Zu bestimmten Jahreszeiten war es nötig, dass die Herden tiefer in die Wildnis geführt wurden, einer einsamen Einöde, wo Raubtiere lauerten. Aber die Schafe waren immer gut bewacht. Hirten trugen einen „Stecken“ (einen schweren Knüppel) an ihren Gürteln und einen Hirtenstab in ihren Händen. Der Stab hatte einen Haken, der dazu benutzt wurde, die Tiere aus gefährlichen Lagen zu befreien oder sie davon abzuhalten, vom Weg abzuweichen. Der Stecken war eine Waffe, um Raubtiere abzuwehren. David sagte: „Wenn ein Löwe oder ein Bär kommt, um ein Lamm aus der Herde zu rauben, dann verfolge ich ihn, schlage auf ihn ein und reiße ihm das Lamm aus dem Maul“ (1. Samuel 17,34-35).

Den ganzen Tag lang blieb jeder Hirte in der unmittelbaren Nähe seiner Tiere, beobachtete sie aufmerksam und schützte sie vor der geringsten Gefahr. Verirrte sich ein Schaf, machte sich der Hirte auf die Suche, bis er es fand. Dann legte er es über seine Schultern und brachte es nach Hause zurück. Am Ende des Tages führte jeder Hirte seine Herde in die Sicherheit des Pferchs und legte sich vor den Zugang, um sie schützen.

Ein guter Hirte ließ seine Schafe nie alleine. Ohne ihn wären sie verloren. Seine Gegenwart war ihre Versicherung. Es ist dieser gute Hirte, an den David wohl dachte, als er jede Zeile des 23. Psalms verfasste.

Der Herr ist mein Hirte, ich habe alles, was ich brauche. Er lässt mich in grünen Tälern ausruhen, er führt mich zum frischen Wasser. Er gibt mir Kraft. Er zeigt mir den richtigen Weg um seines Namens willen. Auch wenn ich durch das dunkle Tal des Todes gehe, fürchte ich mich nicht, denn du bist an meiner Seite. Dein Stecken und Stab schützen und trösten mich. Du deckst mir einen Tisch vor den Augen meiner Feinde. Du nimmst mich als Gast auf und salbst mein Haupt mit Öl. Du überschüttest mich mit Segen. Deine Güte und Gnade begleiten mich alle Tage meines Lebens, und ich werde für immer im Hause des Herrn wohnen.

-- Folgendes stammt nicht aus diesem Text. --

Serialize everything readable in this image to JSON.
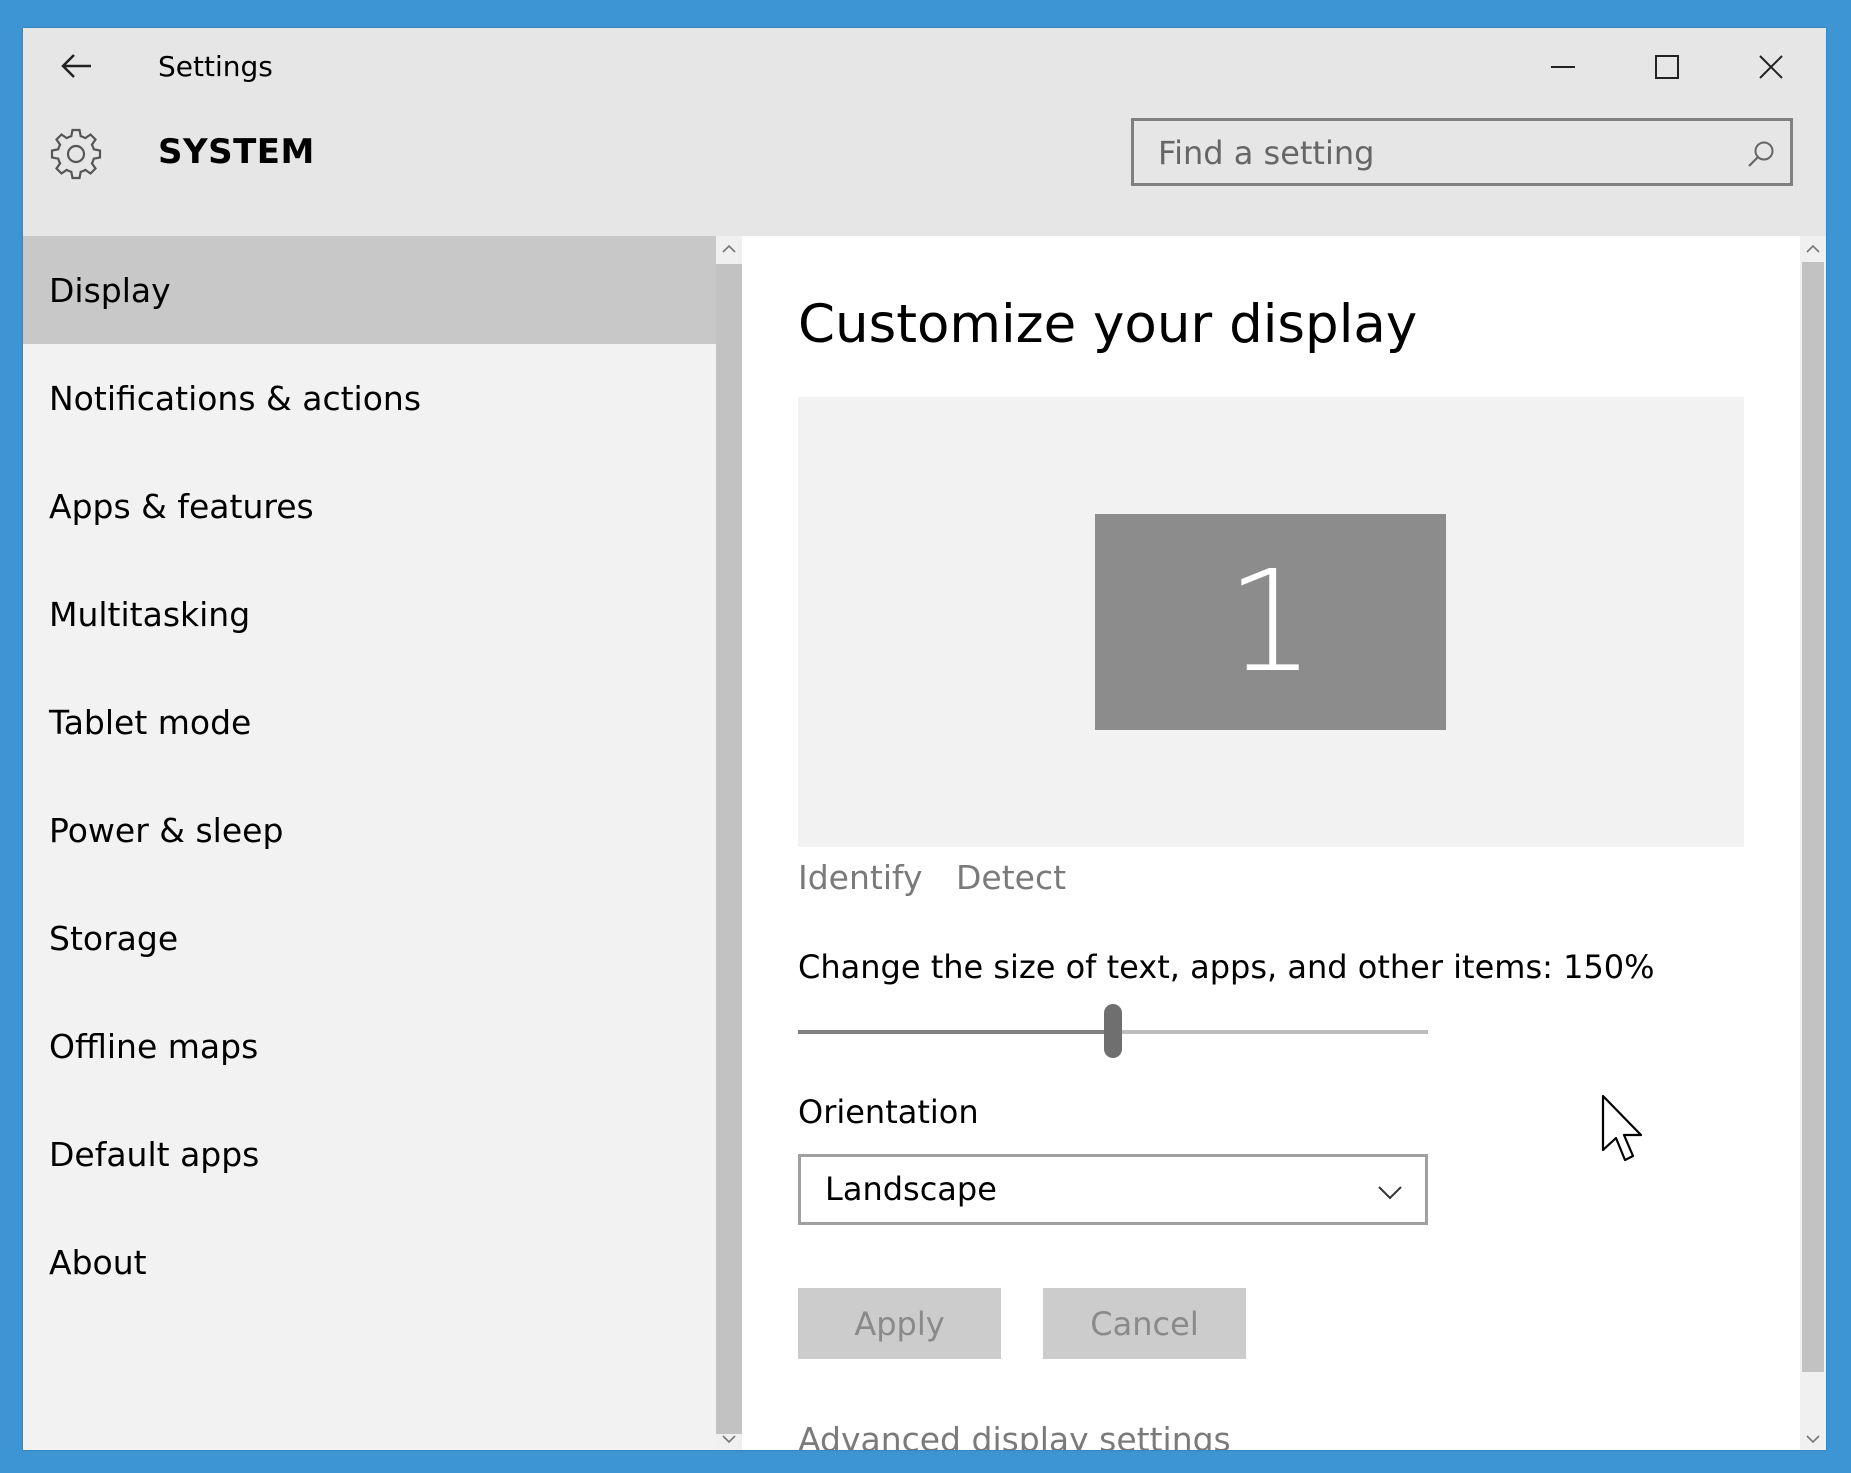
{
  "window": {
    "title": "Settings",
    "back_icon": "back-arrow-icon",
    "controls": {
      "minimize_icon": "minimize-icon",
      "maximize_icon": "maximize-icon",
      "close_icon": "close-icon"
    }
  },
  "header": {
    "icon": "gear-icon",
    "section": "SYSTEM",
    "search": {
      "placeholder": "Find a setting",
      "value": "",
      "icon": "search-icon"
    }
  },
  "sidebar": {
    "items": [
      {
        "label": "Display",
        "selected": true
      },
      {
        "label": "Notifications & actions",
        "selected": false
      },
      {
        "label": "Apps & features",
        "selected": false
      },
      {
        "label": "Multitasking",
        "selected": false
      },
      {
        "label": "Tablet mode",
        "selected": false
      },
      {
        "label": "Power & sleep",
        "selected": false
      },
      {
        "label": "Storage",
        "selected": false
      },
      {
        "label": "Offline maps",
        "selected": false
      },
      {
        "label": "Default apps",
        "selected": false
      },
      {
        "label": "About",
        "selected": false
      }
    ]
  },
  "main": {
    "title": "Customize your display",
    "monitor_number": "1",
    "identify_label": "Identify",
    "detect_label": "Detect",
    "scale_label": "Change the size of text, apps, and other items: 150%",
    "scale_slider_fraction": 0.5,
    "orientation_label": "Orientation",
    "orientation_value": "Landscape",
    "apply_label": "Apply",
    "cancel_label": "Cancel",
    "advanced_link": "Advanced display settings"
  },
  "colors": {
    "accent_background": "#3d95d4",
    "selected_nav": "#c8c8c8",
    "monitor_tile": "#8c8c8c"
  }
}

Der Hirte ruft nach uns und lauscht auf das kleinste Geräusch des Lebens. Er hört das leiseste Schreien. Wenn er nichts hört, gibt er nicht auf oder geht weg. Wenn wir uns ihm zuwenden, dann ist er da, um uns zu begrüßen. Er war schon immer da. „Der Herr ist allen nahe, die ihn anrufen, allen, die ihn aufrichtig anrufen.“ (Psalm 145,18) Nichts motiviert Gott mehr als Liebe. Es ist sein Wesen zu lieben. Er kann gar nicht anders, denn „Gott ist Liebe“ (1. Johannes 4,8).

Gibt es in deinem Leben eine namenlose Trauer? Einen vagen, traurigen Schmerz? Ein unerklärliches Ziehen in deinem Herzen? Komm zu dem, der dein Herz geschaffen hat. Jesus sagt: „Kommt alle her zu mir, die ihr müde seid und schwere Lasten tragt, ich will euch Ruhe schenken. Nehmt mein Joch auf euch. Ich will euch lehren, denn ich bin demütig und freundlich, und eure Seele wird bei mir zur Ruhe kommen. Denn mein Joch passt euch genau, und die Last, die ich euch auflege, ist leicht.“ (Matthäus 11,28-30)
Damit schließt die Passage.